What did bother me with this novel and the other books is the prose. Mind you, I wasn't expecting anything award winning; but what we got so insultingly awful that there were actually times when I forgot that the authors were two professional writers. I'm not even joking. This is especially true with the parts that were written by James Luceno. He's not a good writer to start with, but here it's like he's not even trying. Entire scenes are rushed through (some of which are actually kind of important to the plot) as if all he wants to do is write the big space battles...which he then proceeds to fail at writing. The parts that were written by Delay are a little better, but not by much. Delay regularly breaks the rule of "show, not tell" and his narration style stinks to high heaven of disinterest, as if he's telling us the story with a deep resounding monotone. And his description is often melodramatic and rushed. For example when one of the female leads is being attacked by an alien machine he writes a few lines that basically says that she realizes that insignificant her life is, gets saved, and then acts like nothing happened. Either this is the world's lightest flake or I'm a duck bill platypus. I know that this is essentially what happens in the show, but the point is that Delay doesn't convince us that she just escaped death by the skin of her teeth. That and its a missed opportunity to further explore the inner workings of the character.
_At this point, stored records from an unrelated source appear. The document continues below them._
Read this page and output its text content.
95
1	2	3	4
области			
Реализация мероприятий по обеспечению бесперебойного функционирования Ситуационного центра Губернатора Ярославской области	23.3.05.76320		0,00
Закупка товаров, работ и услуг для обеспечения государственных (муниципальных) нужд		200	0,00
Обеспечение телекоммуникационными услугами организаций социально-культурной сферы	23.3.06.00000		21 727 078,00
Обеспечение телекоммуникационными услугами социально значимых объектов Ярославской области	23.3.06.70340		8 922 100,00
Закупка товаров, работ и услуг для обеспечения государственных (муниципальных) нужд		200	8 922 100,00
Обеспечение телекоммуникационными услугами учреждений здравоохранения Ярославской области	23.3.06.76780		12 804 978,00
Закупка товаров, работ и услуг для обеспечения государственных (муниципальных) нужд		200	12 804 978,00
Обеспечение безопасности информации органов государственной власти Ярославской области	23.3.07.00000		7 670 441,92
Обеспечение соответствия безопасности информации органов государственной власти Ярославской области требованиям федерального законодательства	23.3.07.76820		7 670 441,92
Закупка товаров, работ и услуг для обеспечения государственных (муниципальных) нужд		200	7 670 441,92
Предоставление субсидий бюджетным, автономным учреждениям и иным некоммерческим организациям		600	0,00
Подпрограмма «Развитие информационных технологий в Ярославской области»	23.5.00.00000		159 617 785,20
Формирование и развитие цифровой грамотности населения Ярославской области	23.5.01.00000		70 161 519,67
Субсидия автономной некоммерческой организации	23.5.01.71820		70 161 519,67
How will this affect her, how does this change her perception of the protagonists or life in general, things like that. The prose of both authors is full of moments like this and the result is that even the parts that are supposed to dramatic are as unconvincing to watch as the Garbage Pail Kids performing Shakespeare.
But to be fair, even though it annoys me, I really can't complain. Because I read somewhere that Harmony Gold, the company that owns Robotech, had a ridiculous publishing schedule of a new book every month (literally) and that Luceno and Daley had to rush through the revision process in order to meet the deadline. It wasn't until after the first twelve books were published and Daley's unfortunate death that Luceno was finally given more time. Now, I'm not suggesting that a good book can't be written in month, I know that it can, but I'm saying that its extremely difficult. So in that sense, I have a lot of respect for what they were able to accomplish. And it only makes wonder how much better the books might have been if they had had more time in the incubator.
Anyway, as much as I love Robotech, I can only really recommend the novels for Robotech fans. For everyone else, I say just go watch the anime.